Is Gordon Brown capable of getting anything right? Gordon Brown's government of all the talents (!) is meant to be more than halfway through the Gershon Review inspired three-year programme designed to save £21.5bn in spending by government departments. However it seems that payments totalling £432 million have been made to the 7,718 staff so far made redundant - I'll save you the calculation, that's an average of almost £56,000 per head and I am sure that whilst many would have received less than that, there are many who would have received a lot more. According to the Lib Dems Lord Oakeshott, "Two Treasury bigwigs really hit the jackpot, splitting over a million pounds between them...Did 67 senior managers at the Treasury really deserve golden goodbyes averaging over £220,000 each, on top of their generous pensions?"


Once again Gordon Brown's government is more than happy to waste public money in a way that the private sector just wouldn't.

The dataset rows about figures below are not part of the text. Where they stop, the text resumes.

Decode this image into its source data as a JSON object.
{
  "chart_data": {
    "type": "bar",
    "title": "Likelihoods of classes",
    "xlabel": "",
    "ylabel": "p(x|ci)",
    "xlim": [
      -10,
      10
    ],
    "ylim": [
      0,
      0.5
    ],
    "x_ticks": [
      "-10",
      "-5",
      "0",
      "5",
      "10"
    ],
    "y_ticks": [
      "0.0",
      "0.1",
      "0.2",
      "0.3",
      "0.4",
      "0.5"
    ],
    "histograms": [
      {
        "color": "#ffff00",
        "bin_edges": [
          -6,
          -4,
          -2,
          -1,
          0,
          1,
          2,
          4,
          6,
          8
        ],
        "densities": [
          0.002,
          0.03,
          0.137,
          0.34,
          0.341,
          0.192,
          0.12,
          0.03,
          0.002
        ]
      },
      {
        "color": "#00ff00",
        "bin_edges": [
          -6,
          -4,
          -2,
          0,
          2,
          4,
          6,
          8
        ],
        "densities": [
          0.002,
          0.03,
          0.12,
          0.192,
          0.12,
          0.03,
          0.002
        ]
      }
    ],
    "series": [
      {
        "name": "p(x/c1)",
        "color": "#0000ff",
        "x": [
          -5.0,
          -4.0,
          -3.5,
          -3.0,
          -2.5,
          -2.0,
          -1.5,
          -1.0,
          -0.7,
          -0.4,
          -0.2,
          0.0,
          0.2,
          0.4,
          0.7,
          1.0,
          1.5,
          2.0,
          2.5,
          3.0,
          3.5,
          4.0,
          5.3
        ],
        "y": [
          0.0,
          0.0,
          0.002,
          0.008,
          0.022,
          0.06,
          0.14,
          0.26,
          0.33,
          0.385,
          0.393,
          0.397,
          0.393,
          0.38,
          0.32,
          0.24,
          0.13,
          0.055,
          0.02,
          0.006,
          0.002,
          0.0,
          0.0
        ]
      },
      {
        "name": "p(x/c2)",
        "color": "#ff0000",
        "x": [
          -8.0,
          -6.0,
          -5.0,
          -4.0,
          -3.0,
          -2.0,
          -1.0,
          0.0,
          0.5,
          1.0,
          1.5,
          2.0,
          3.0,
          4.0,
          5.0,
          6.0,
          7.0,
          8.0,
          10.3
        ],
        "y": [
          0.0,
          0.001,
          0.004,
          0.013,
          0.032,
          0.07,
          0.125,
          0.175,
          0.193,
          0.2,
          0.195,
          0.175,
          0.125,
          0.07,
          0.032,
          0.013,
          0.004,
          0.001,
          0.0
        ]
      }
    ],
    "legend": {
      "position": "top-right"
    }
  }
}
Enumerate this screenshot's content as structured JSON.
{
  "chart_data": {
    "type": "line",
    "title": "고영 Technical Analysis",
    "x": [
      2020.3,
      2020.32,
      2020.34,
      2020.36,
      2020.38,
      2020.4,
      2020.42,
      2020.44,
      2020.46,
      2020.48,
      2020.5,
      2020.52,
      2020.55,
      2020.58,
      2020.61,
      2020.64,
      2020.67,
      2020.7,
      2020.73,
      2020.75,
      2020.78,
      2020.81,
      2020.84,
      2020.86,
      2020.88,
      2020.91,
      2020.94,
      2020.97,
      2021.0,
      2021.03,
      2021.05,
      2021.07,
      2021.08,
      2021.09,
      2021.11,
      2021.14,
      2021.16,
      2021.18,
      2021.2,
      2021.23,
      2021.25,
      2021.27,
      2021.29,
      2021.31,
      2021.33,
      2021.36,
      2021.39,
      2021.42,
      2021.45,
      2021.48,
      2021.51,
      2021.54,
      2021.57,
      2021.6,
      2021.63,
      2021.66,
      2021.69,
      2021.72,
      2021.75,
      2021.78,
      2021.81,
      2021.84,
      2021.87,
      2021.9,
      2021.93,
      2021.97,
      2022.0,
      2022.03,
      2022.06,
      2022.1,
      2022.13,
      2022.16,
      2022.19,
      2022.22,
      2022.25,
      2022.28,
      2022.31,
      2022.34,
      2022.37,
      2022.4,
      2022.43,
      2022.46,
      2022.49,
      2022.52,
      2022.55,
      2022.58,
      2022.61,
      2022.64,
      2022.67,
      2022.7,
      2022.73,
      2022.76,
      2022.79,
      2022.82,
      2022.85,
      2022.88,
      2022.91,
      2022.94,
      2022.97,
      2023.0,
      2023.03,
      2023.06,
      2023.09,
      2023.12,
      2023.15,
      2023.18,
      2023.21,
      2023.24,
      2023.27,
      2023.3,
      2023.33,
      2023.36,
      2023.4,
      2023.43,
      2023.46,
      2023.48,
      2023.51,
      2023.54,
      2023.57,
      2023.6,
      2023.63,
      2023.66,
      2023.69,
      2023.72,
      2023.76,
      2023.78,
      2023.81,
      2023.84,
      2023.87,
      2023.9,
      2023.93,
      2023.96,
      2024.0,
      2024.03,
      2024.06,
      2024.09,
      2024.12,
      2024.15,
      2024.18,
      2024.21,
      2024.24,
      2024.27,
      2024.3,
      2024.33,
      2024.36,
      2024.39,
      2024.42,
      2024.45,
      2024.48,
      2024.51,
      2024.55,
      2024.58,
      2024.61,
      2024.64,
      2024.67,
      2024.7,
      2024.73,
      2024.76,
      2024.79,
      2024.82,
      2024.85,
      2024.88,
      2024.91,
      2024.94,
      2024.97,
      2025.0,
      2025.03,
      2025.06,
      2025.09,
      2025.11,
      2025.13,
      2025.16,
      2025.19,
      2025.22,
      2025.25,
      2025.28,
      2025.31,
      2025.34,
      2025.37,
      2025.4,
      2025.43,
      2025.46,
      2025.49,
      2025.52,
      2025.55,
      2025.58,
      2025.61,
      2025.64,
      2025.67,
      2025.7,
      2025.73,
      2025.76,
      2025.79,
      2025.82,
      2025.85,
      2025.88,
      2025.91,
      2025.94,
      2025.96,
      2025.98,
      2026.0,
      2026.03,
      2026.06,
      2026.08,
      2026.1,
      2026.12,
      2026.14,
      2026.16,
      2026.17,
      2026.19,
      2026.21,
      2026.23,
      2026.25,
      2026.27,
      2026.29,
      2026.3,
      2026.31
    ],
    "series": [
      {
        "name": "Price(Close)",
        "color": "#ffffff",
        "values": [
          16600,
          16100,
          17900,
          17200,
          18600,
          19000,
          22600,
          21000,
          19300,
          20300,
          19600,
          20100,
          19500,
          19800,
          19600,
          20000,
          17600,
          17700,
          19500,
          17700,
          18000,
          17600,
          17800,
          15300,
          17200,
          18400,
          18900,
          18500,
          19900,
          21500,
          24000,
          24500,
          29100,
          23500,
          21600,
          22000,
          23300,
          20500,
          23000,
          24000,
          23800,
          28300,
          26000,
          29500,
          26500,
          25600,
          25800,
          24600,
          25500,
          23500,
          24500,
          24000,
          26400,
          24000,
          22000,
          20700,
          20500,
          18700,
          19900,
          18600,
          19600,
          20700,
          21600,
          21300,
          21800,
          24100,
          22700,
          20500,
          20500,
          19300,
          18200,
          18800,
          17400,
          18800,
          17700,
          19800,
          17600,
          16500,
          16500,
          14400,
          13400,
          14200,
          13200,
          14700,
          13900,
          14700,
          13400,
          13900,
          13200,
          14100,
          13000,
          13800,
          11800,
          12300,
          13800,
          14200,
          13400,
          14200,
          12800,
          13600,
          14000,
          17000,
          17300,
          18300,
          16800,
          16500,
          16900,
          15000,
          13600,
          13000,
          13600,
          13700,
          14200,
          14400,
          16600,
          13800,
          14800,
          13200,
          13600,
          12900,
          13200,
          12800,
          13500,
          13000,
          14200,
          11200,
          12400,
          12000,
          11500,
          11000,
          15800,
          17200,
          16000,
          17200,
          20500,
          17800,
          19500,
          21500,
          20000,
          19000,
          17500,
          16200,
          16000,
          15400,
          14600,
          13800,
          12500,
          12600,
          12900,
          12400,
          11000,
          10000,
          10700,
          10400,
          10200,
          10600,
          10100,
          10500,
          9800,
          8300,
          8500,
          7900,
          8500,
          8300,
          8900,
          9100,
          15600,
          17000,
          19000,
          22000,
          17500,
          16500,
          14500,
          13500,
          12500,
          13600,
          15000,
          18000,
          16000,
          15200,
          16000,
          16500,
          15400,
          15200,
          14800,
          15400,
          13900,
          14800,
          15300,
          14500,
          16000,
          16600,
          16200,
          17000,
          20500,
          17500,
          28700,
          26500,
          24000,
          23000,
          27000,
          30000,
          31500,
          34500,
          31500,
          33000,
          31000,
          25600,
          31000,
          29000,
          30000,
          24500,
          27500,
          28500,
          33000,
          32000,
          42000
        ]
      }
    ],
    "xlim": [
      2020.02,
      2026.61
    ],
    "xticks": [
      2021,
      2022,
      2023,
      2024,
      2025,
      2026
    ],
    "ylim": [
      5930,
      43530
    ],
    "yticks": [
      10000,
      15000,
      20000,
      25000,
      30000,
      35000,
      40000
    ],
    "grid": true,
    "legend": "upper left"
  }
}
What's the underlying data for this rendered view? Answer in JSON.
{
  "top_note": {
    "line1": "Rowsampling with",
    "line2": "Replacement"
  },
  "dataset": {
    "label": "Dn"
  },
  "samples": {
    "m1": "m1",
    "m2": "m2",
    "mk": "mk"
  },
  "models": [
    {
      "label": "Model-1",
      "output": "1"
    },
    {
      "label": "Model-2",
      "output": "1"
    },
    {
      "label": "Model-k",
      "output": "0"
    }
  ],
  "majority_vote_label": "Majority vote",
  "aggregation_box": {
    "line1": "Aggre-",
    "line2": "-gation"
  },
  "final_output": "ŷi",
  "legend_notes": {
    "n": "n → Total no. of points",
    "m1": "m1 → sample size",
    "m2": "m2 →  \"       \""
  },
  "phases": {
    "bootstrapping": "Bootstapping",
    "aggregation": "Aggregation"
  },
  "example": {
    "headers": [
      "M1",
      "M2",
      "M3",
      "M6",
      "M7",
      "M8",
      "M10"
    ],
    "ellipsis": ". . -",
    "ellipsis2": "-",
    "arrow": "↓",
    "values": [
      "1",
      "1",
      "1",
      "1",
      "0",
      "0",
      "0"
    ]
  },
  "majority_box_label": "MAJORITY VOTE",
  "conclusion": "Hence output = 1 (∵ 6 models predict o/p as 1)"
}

The other part of the BBC report that inrigued me was this, "Lord Oakeshott said:...The Home Office and MoD are totally incompetent for failing to give answers, when other big departments can give us these vital figures...No wonder the Home Office loses track of who to deport if it can't even count its own redundancies. The MoD doesn't seem to have a clue what 19,000 non-retiring leavers have cost the taxpayer."
"A Ministry of Defence spokesman said: "This information could only be provided to Lord Oakeshott at disproportionate cost as it would require a department-wide trawl to establish the number and cost of voluntary and compulsory redundancies that have taken place to date as a result of the Gershon review.""

Can you imagine there being any large private sector organisation which could go though a programe of redundancies and not have a record at Head Office of the total numbers? It is basic Human Resources accounting; the public sector should be run as well, if not better, than the private sector - it quite clearly is not.